Monsieur de Chateaubriand l’a toujours nié ; mais il convenait volontiers que la loi lui semblait intempestive et dangereuse et s’en exprimait librement dans son salon. Toutefois, il n’existait aucun dissentiment ostensible entre lui et ses collègues, lorsqu’un dimanche il se présenta à la porte de Monsieur pour lui faire sa cour. L’huissier lui répondit qu’il ne pouvait entrer. Monsieur de Chateaubriand y fit peu d’attention ; il était tard, il crut la porte fermée et Monsieur déjà passé chez le Roi. Il se hâta de descendre pour arriver dans le cabinet. En passant la première porte, il vit de l’hésitation dans les huissiers et les gardes du corps. Enfin l’officier s’avança vers lui et lui dit, du ton le plus respectueusement peiné :

« Monsieur le vicomte, nous avons la consigne de ne vous point laisser entrer. »

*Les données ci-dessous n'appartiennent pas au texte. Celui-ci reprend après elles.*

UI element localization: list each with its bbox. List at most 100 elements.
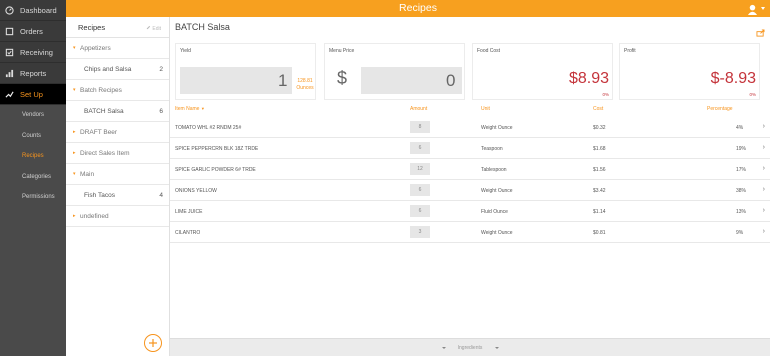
footer-label[interactable]: Ingredients xyxy=(170,345,770,351)
chevron-down-icon[interactable] xyxy=(761,7,765,10)
nav-label: Receiving xyxy=(20,47,53,57)
amount-input[interactable]: 6 xyxy=(410,205,430,217)
ingredient-cost: $0.32 xyxy=(593,125,606,131)
chevron-right-icon[interactable]: › xyxy=(763,165,765,172)
ingredient-cost: $3.42 xyxy=(593,188,606,194)
category-item[interactable]: ▸ Direct Sales Item xyxy=(66,143,169,164)
subnav-permissions[interactable]: Permissions xyxy=(0,187,66,208)
ingredient-percentage: 38% xyxy=(736,188,747,194)
recipe-label: Chips and Salsa xyxy=(84,65,132,73)
yield-unit-name: Ounces xyxy=(296,85,314,91)
amount-input[interactable]: 3 xyxy=(410,226,430,238)
category-item[interactable]: ▾ Batch Recipes xyxy=(66,80,169,101)
food-cost-value: $8.93 xyxy=(568,70,609,87)
table-row[interactable]: TOMATO WHL #2 RNDM 25# Weight Ounce $0.32 4… xyxy=(170,117,770,138)
category-label: undefined xyxy=(80,212,109,220)
profit-percent: 0% xyxy=(749,92,756,97)
category-item[interactable]: ▾ Appetizers xyxy=(66,38,169,59)
ingredient-cost: $1.56 xyxy=(593,167,606,173)
ingredient-unit: Weight Ounce xyxy=(481,188,513,194)
recipe-item[interactable]: Chips and Salsa 2 xyxy=(66,59,169,80)
nav-item-setup[interactable]: Set Up xyxy=(0,84,66,105)
chevron-right-icon[interactable]: › xyxy=(763,207,765,214)
ingredient-name: SPICE PEPPERCRN BLK 18Z TRDE xyxy=(175,146,259,152)
chevron-right-icon[interactable]: › xyxy=(763,186,765,193)
category-label: Batch Recipes xyxy=(80,86,122,94)
table-row[interactable]: ONIONS YELLOW Weight Ounce $3.42 38% 6 › xyxy=(170,180,770,201)
table-row[interactable]: SPICE GARLIC POWDER 6# TRDE Tablespoon $1.… xyxy=(170,159,770,180)
ingredient-cost: $0.81 xyxy=(593,230,606,236)
recipe-count: 4 xyxy=(159,191,163,199)
chevron-down-icon[interactable] xyxy=(495,347,499,349)
category-label: Main xyxy=(80,170,95,178)
recipe-detail: BATCH Salsa Yield 1 128.81 Ounces Menu P… xyxy=(170,17,770,356)
recipe-item[interactable]: BATCH Salsa 6 xyxy=(66,101,169,122)
category-label: Appetizers xyxy=(80,44,111,52)
subnav-categories[interactable]: Categories xyxy=(0,167,66,188)
amount-input[interactable]: 12 xyxy=(410,163,430,175)
setup-submenu: Vendors Counts Recipes Categories Permis… xyxy=(0,105,66,208)
setup-icon xyxy=(4,89,14,99)
edit-button[interactable]: Edit xyxy=(146,25,161,32)
ingredient-name: TOMATO WHL #2 RNDM 25# xyxy=(175,125,242,131)
column-header-amount[interactable]: Amount xyxy=(410,106,427,112)
menu-price-card: Menu Price $ 0 xyxy=(324,43,465,100)
yield-unit-amount: 128.81 xyxy=(297,78,313,84)
nav-filler xyxy=(0,207,66,356)
menu-price-value: 0 xyxy=(446,71,456,90)
subnav-recipes[interactable]: Recipes xyxy=(0,146,66,167)
chevron-right-icon[interactable]: › xyxy=(763,123,765,130)
recipe-count: 2 xyxy=(159,65,163,73)
ingredient-percentage: 17% xyxy=(736,167,747,173)
recipe-list: ▾ Appetizers Chips and Salsa 2 ▾ Batch Recipe… xyxy=(66,38,169,227)
recipe-item[interactable]: Fish Tacos 4 xyxy=(66,185,169,206)
ingredient-percentage: 19% xyxy=(736,146,747,152)
ingredient-unit: Weight Ounce xyxy=(481,125,513,131)
nav-label: Orders xyxy=(20,26,43,36)
category-label: DRAFT Beer xyxy=(80,128,118,136)
category-item[interactable]: ▾ Main xyxy=(66,164,169,185)
main-nav: Dashboard Orders Receiving Reports Set U… xyxy=(0,0,66,356)
column-header-name[interactable]: Item Name ▼ xyxy=(175,106,205,112)
recipe-title: BATCH Salsa xyxy=(175,22,230,32)
yield-card: Yield 1 128.81 Ounces xyxy=(175,43,316,100)
ingredient-unit: Fluid Ounce xyxy=(481,209,508,215)
table-row[interactable]: SPICE PEPPERCRN BLK 18Z TRDE Teaspoon $1.6… xyxy=(170,138,770,159)
amount-input[interactable]: 6 xyxy=(410,142,430,154)
column-header-name-label: Item Name xyxy=(175,106,200,112)
ingredient-cost: $1.14 xyxy=(593,209,606,215)
ingredients-table: TOMATO WHL #2 RNDM 25# Weight Ounce $0.32 4… xyxy=(170,117,770,243)
category-label: Direct Sales Item xyxy=(80,149,130,157)
nav-item-reports[interactable]: Reports xyxy=(0,63,66,84)
category-item[interactable]: ▸ DRAFT Beer xyxy=(66,122,169,143)
nav-label: Dashboard xyxy=(20,5,57,15)
table-row[interactable]: LIME JUICE Fluid Ounce $1.14 13% 6 › xyxy=(170,201,770,222)
sort-down-icon: ▼ xyxy=(200,106,205,111)
profit-value: $-8.93 xyxy=(710,70,756,87)
recipes-panel: Recipes Edit ▾ Appetizers Chips and Salsa 2… xyxy=(66,17,170,356)
food-cost-card: Food Cost $8.93 0% xyxy=(472,43,613,100)
profit-label: Profit xyxy=(624,48,636,54)
chevron-right-icon[interactable]: › xyxy=(763,144,765,151)
export-icon[interactable] xyxy=(756,24,765,42)
yield-input[interactable] xyxy=(180,67,292,94)
subnav-counts[interactable]: Counts xyxy=(0,126,66,147)
column-header-unit[interactable]: Unit xyxy=(481,106,490,112)
nav-item-orders[interactable]: Orders xyxy=(0,21,66,42)
nav-item-dashboard[interactable]: Dashboard xyxy=(0,0,66,21)
recipes-panel-title: Recipes xyxy=(78,23,106,32)
food-cost-label: Food Cost xyxy=(477,48,501,54)
table-row[interactable]: CILANTRO Weight Ounce $0.81 9% 3 › xyxy=(170,222,770,243)
add-recipe-button[interactable] xyxy=(144,334,162,352)
yield-label: Yield xyxy=(180,48,191,54)
subnav-vendors[interactable]: Vendors xyxy=(0,105,66,126)
menu-price-label: Menu Price xyxy=(329,48,355,54)
column-header-percentage[interactable]: Percentage xyxy=(707,106,733,112)
amount-input[interactable]: 8 xyxy=(410,121,430,133)
nav-item-receiving[interactable]: Receiving xyxy=(0,42,66,63)
currency-symbol: $ xyxy=(337,68,348,88)
amount-input[interactable]: 6 xyxy=(410,184,430,196)
category-item[interactable]: ▸ undefined xyxy=(66,206,169,227)
column-header-cost[interactable]: Cost xyxy=(593,106,603,112)
chevron-right-icon[interactable]: › xyxy=(763,228,765,235)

Il était sous le coup de l’étonnement, lorsque monsieur de Vitrolles, son ami, lui dit :

« Vous ne venez donc pas de chez vous ?

— J’en suis sorti il y a une heure.

— Eh bien, vous avez manqué une lettre qui vous y attend. »

Monsieur de Chateaubriand y courut, et trouva une ordonnance qui réclamait le reçu d’une dépêche, fort laconique, portant que le Roi n’avait plus besoin de ses services. Monsieur de Chateaubriand signa le reçu de sa propre main, envoya chercher une demi-douzaine de fiacres, y jeta ses effets pêle-mêle et, avant que sa pendule eût sonné l’heure commencée, écrivit à monsieur de Villèle que les ordres du Roi étaient accomplis et l’hôtel des affaires étrangères, aussi bien que le portefeuille, à la disposition du président du conseil.